I look at my watch—10:14—and pull on elastic gloves. I don’t bother with the body and the dingy furniture around it, but instead slip into the kitchen. There’s a wooden knife rack on the counter and I pull out the biggest blade. Sure enough, bloody. I bag the weapon, pass it to a sergeant, and move on to the refrigerator.
One can learn a lot from a refrigerator. Whether the victim was a vegetarian, for example, or an alcoholic. But the interior doesn’t interest me as much as the exterior which, thanks to magnets, tells me volumes.

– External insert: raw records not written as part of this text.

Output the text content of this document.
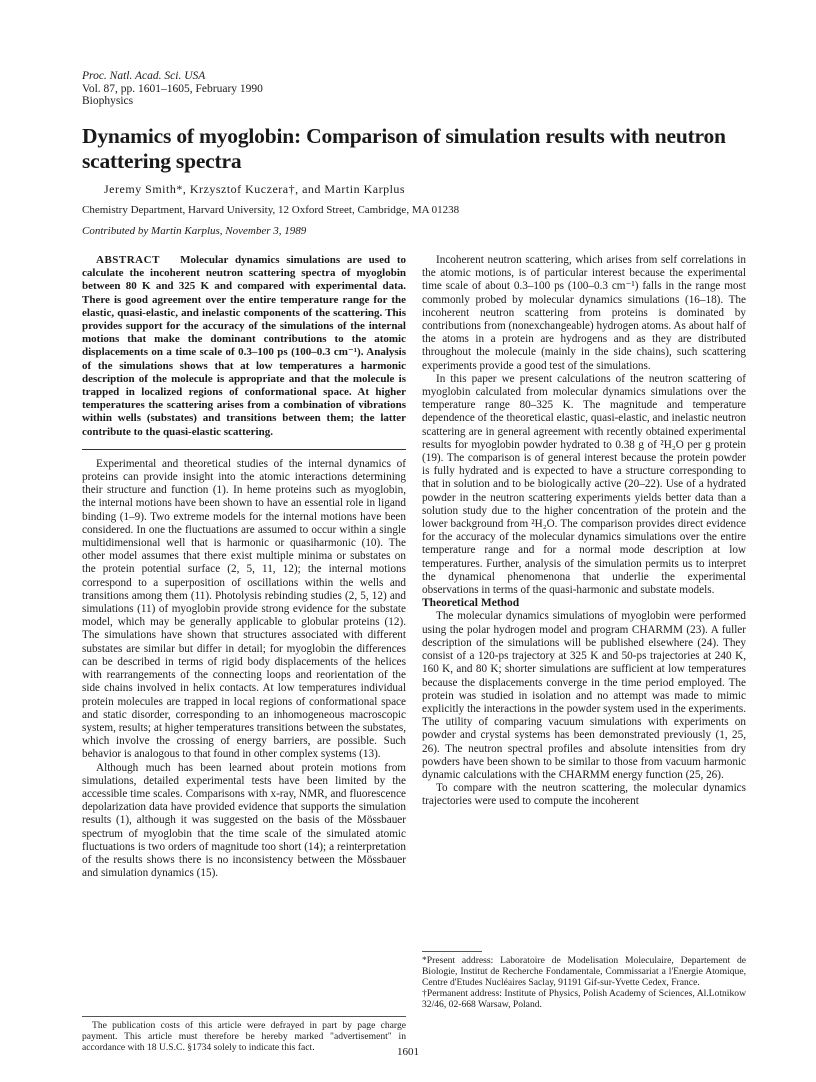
Proc. Natl. Acad. Sci. USA
Vol. 87, pp. 1601–1605, February 1990
Biophysics
Dynamics of myoglobin: Comparison of simulation results with neutron scattering spectra
Jeremy Smith*, Krzysztof Kuczera†, and Martin Karplus
Chemistry Department, Harvard University, 12 Oxford Street, Cambridge, MA 01238
Contributed by Martin Karplus, November 3, 1989

ABSTRACT Molecular dynamics simulations are used to calculate the incoherent neutron scattering spectra of myoglobin between 80 K and 325 K and compared with experimental data. There is good agreement over the entire temperature range for the elastic, quasi-elastic, and inelastic components of the scattering. This provides support for the accuracy of the simulations of the internal motions that make the dominant contributions to the atomic displacements on a time scale of 0.3–100 ps (100–0.3 cm⁻¹). Analysis of the simulations shows that at low temperatures a harmonic description of the molecule is appropriate and that the molecule is trapped in localized regions of conformational space. At higher temperatures the scattering arises from a combination of vibrations within wells (substates) and transitions between them; the latter contribute to the quasi-elastic scattering.

Experimental and theoretical studies of the internal dynamics of proteins can provide insight into the atomic interactions determining their structure and function (1). In heme proteins such as myoglobin, the internal motions have been shown to have an essential role in ligand binding (1–9). Two extreme models for the internal motions have been considered. In one the fluctuations are assumed to occur within a single multidimensional well that is harmonic or quasiharmonic (10). The other model assumes that there exist multiple minima or substates on the protein potential surface (2, 5, 11, 12); the internal motions correspond to a superposition of oscillations within the wells and transitions among them (11). Photolysis rebinding studies (2, 5, 12) and simulations (11) of myoglobin provide strong evidence for the substate model, which may be generally applicable to globular proteins (12). The simulations have shown that structures associated with different substates are similar but differ in detail; for myoglobin the differences can be described in terms of rigid body displacements of the helices with rearrangements of the connecting loops and reorientation of the side chains involved in helix contacts. At low temperatures individual protein molecules are trapped in local regions of conformational space and static disorder, corresponding to an inhomogeneous macroscopic system, results; at higher temperatures transitions between the substates, which involve the crossing of energy barriers, are possible. Such behavior is analogous to that found in other complex systems (13).

Although much has been learned about protein motions from simulations, detailed experimental tests have been limited by the accessible time scales. Comparisons with x-ray, NMR, and fluorescence depolarization data have provided evidence that supports the simulation results (1), although it was suggested on the basis of the Mössbauer spectrum of myoglobin that the time scale of the simulated atomic fluctuations is two orders of magnitude too short (14); a reinterpretation of the results shows there is no inconsistency between the Mössbauer and simulation dynamics (15).

Incoherent neutron scattering, which arises from self correlations in the atomic motions, is of particular interest because the experimental time scale of about 0.3–100 ps (100–0.3 cm⁻¹) falls in the range most commonly probed by molecular dynamics simulations (16–18). The incoherent neutron scattering from proteins is dominated by contributions from (nonexchangeable) hydrogen atoms. As about half of the atoms in a protein are hydrogens and as they are distributed throughout the molecule (mainly in the side chains), such scattering experiments provide a good test of the simulations.

In this paper we present calculations of the neutron scattering of myoglobin calculated from molecular dynamics simulations over the temperature range 80–325 K. The magnitude and temperature dependence of the theoretical elastic, quasi-elastic, and inelastic neutron scattering are in general agreement with recently obtained experimental results for myoglobin powder hydrated to 0.38 g of ²H₂O per g protein (19). The comparison is of general interest because the protein powder is fully hydrated and is expected to have a structure corresponding to that in solution and to be biologically active (20–22). Use of a hydrated powder in the neutron scattering experiments yields better data than a solution study due to the higher concentration of the protein and the lower background from ²H₂O. The comparison provides direct evidence for the accuracy of the molecular dynamics simulations over the entire temperature range and for a normal mode description at low temperatures. Further, analysis of the simulation permits us to interpret the dynamical phenomenona that underlie the experimental observations in terms of the quasi-harmonic and substate models.

Theoretical Method

The molecular dynamics simulations of myoglobin were performed using the polar hydrogen model and program CHARMM (23). A fuller description of the simulations will be published elsewhere (24). They consist of a 120-ps trajectory at 325 K and 50-ps trajectories at 240 K, 160 K, and 80 K; shorter simulations are sufficient at low temperatures because the displacements converge in the time period employed. The protein was studied in isolation and no attempt was made to mimic explicitly the interactions in the powder system used in the experiments. The utility of comparing vacuum simulations with experiments on powder and crystal systems has been demonstrated previously (1, 25, 26). The neutron spectral profiles and absolute intensities from dry powders have been shown to be similar to those from vacuum harmonic dynamic calculations with the CHARMM energy function (25, 26).

To compare with the neutron scattering, the molecular dynamics trajectories were used to compute the incoherent

The publication costs of this article were defrayed in part by page charge payment. This article must therefore be hereby marked "advertisement" in accordance with 18 U.S.C. §1734 solely to indicate this fact.

*Present address: Laboratoire de Modelisation Moleculaire, Departement de Biologie, Institut de Recherche Fondamentale, Commissariat a l'Energie Atomique, Centre d'Etudes Nucléaires Saclay, 91191 Gif-sur-Yvette Cedex, France.

†Permanent address: Institute of Physics, Polish Academy of Sciences, Al.Lotnikow 32/46, 02-668 Warsaw, Poland.

1601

That’s how I discover the dead woman’s name, Freida Adams, and her occasional need for chiropody. There’s a monthly staff meeting where Freida worked, in the social services division of St. John’s Cathedral, and a charity bake sale in the park. Not many Adams’s sending Aunt Freida Christmas cards or family photos, though, and she apparently traveled alone. And Freida liked to travel. To Charleston and Sedona, Hialeah and New Orleans. Each destination has its own magnet, many shaped like the state or island, each enameled with coconut trees and beaches, racehorses and jazz bands. Freida prided herself on those magnets, arranging them on the freezer door in a rectangle so neat I could clearly see that one of them—vaguely fist-shaped—was missing.